Wear-and-tear injuries occur as a result of repetitive use and motion. Certain professions and job tasks require using the same body part in the same manner, repeatedly, daily. This can cause a wear-and-tear injury, including in the neck. Wear-and-tear injuries are notoriously more challenging to prove because they do not happen in a specific accident that is easily identifiable. Instead, they emerge over time and only gradually.

Common Workplace Neck Injuries

Specific neck injuries occur commonly at the workplace or due to a workplace accident. These include:

  • Herniated disc,
  • Fractures,
  • Pinched nerves,
  • Neck sprain or strain,
  • Whiplash,
  • Pulled muscles, and
  • Torn tendons.

No matter the injury, always seek medical attention to receive any necessary treatment and prevent further injury.

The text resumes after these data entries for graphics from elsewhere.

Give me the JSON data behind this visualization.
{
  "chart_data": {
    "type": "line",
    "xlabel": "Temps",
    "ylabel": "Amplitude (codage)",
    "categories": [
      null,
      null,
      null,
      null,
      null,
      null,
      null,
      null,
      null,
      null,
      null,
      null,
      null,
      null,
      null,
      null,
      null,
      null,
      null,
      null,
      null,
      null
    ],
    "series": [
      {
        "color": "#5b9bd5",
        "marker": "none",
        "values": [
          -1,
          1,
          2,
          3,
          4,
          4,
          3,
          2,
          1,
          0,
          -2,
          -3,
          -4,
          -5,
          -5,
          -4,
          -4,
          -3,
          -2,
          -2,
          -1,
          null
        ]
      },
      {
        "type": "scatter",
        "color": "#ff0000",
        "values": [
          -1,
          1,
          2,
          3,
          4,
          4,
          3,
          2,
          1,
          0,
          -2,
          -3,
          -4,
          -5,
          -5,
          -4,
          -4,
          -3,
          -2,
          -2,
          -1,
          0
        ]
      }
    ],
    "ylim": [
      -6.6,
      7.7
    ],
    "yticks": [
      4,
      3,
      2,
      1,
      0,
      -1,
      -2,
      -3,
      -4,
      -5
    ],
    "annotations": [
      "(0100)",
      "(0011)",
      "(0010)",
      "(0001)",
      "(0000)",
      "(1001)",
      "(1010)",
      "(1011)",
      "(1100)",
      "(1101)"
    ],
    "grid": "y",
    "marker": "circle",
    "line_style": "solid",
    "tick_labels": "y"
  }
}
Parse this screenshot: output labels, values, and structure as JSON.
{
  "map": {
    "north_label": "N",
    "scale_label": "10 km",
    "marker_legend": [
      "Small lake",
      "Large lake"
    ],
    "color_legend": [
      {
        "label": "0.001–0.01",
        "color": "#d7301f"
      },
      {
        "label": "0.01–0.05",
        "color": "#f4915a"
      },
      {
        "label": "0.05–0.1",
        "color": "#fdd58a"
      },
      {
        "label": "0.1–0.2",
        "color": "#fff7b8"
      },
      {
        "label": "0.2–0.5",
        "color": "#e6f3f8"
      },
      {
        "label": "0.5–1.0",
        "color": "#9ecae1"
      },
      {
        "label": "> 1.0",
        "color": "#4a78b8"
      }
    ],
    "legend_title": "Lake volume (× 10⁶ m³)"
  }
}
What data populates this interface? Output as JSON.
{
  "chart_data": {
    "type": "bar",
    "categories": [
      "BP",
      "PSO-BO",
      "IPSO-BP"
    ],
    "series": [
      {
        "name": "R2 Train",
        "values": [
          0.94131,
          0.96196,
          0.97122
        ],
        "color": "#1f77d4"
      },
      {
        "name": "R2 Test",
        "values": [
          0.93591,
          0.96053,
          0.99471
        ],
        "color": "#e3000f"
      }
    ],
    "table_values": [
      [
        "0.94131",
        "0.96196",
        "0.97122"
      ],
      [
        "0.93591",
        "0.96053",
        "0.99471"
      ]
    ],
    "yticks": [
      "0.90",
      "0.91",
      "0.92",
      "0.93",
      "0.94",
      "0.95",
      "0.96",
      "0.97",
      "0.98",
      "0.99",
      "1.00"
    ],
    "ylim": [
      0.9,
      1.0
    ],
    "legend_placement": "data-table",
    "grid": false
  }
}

How to Prove Your Workplace Neck Injury

Proving your neck injury at work involves showing the causal link between the workplace accident and your injury.

Injury or Incident Report

After a work injury, you must report the incident to your employer. We always recommend that you do so in writing to document what occurred adequately. Your employer probably has specific forms that will serve as documentation.

Witness Statements

Depending on the circumstances, co-workers, vendors, or other individuals may have witnessed the accident. They may be able to provide an account of what occurred.

Video Surveillance

Video surveillance and security footage can be beneficial because they provide an unbiased report of what happened. If surveillance cameras capture the incident, this can be a valuable piece of evidence in proving your workplace neck injury.

Medical Records 

Your medical records and physician assessments of your injury and the cause are vital to proving the causal connection between the accident and injury. Always keep copies of records for all visits, treatments, etc.

Other examples of evidence you can use to prove your case include police reports, expert reports, and expert testimony.

Don’t worry if you are reading this list and thinking you do not have all this evidence. It’s ok if you do not have a smoking gun. Few work injury cases check off every box. In fact, more often than not, you won’t have the smoking gun but rather several pieces of evidence that, taken together, prove your case.

Remember, the insurance carrier’s job is to pay the least amount of money possible, including denying claims. Even if you believe your neck injury is the apparent result of a workplace accident, insurance companies will often still fight you. Getting the compensation you deserve usually takes the skill, experience, and advocacy of an experienced lawyer.